Senti, no meu corpo, o corpo do cavalo; cada movimento, cada subida e descida das suas ilhargas. A ligação era tão intensa que quando o vapor de água que eu exalava humedecia os pelos mais próximos dos meus lábios, as sobrancelhas, eu percebia que as diminutas gotas que nasciam no meu rosto iriam morrer feitas neve sobre a pelugem do animal, de um negro imaculado, crinas espessas e um abundante pelo que lhe cobria as quartelas, como sinos. As mudanças de ritmo na sua respiração permitiam-me antecipar os relinchos. E, conquanto não o visse, sabia que a sua respiração quente condensava o ar gelado ao mesmo tempo que o meu ar turvava os vidros. O Misha e eu éramos a cabeça e a cauda de um cavalo a vapor. E, entre nós dois, tu, minha irmã, estômago escondido, digestão secreta, úlcera de leis infectas que — eu apenas o pressentia, mas estava certa disso — tu quebravas.
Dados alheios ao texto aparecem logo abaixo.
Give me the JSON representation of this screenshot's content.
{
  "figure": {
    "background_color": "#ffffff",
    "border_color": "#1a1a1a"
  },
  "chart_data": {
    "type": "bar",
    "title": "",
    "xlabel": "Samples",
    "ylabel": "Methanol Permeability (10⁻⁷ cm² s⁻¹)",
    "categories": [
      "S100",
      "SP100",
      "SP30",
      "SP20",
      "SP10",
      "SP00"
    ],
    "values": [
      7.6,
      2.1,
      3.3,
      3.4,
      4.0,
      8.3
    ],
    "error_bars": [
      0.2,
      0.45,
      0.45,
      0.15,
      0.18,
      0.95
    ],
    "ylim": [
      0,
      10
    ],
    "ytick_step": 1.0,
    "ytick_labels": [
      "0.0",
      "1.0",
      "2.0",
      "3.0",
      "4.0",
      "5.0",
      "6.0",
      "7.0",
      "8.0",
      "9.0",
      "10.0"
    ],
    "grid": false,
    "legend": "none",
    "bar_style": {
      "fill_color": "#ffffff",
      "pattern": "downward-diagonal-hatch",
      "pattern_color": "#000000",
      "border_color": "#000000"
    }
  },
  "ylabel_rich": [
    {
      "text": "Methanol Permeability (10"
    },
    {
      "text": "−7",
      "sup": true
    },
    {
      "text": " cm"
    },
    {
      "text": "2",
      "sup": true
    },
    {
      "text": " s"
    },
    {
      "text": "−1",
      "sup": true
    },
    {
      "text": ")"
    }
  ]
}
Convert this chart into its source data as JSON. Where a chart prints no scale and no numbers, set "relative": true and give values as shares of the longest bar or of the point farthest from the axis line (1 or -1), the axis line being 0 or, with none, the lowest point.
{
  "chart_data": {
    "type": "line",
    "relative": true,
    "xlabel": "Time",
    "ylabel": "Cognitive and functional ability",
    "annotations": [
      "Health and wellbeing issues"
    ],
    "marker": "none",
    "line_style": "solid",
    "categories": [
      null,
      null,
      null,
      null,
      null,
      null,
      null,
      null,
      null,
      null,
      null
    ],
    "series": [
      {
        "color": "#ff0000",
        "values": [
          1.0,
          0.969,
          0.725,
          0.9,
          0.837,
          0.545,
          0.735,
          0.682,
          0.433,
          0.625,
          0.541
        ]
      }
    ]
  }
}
À nossa passagem, o fogo violava a neve e os telhados. O fogo, se é grande, vê-se até com os olhos fechados. A luz das chamas atravessava a fina pele das minhas pálpebras e, a partir do momento em que entrávamos na cidade, eu via, transluzidos, os fulgores de madeira incendiada. Nesses brevíssimos intervalos em que eu imaginava que tu atiravas tochas e incendiavas casas, a porta da carruagem continuava a abrir-se e a fechar-se.»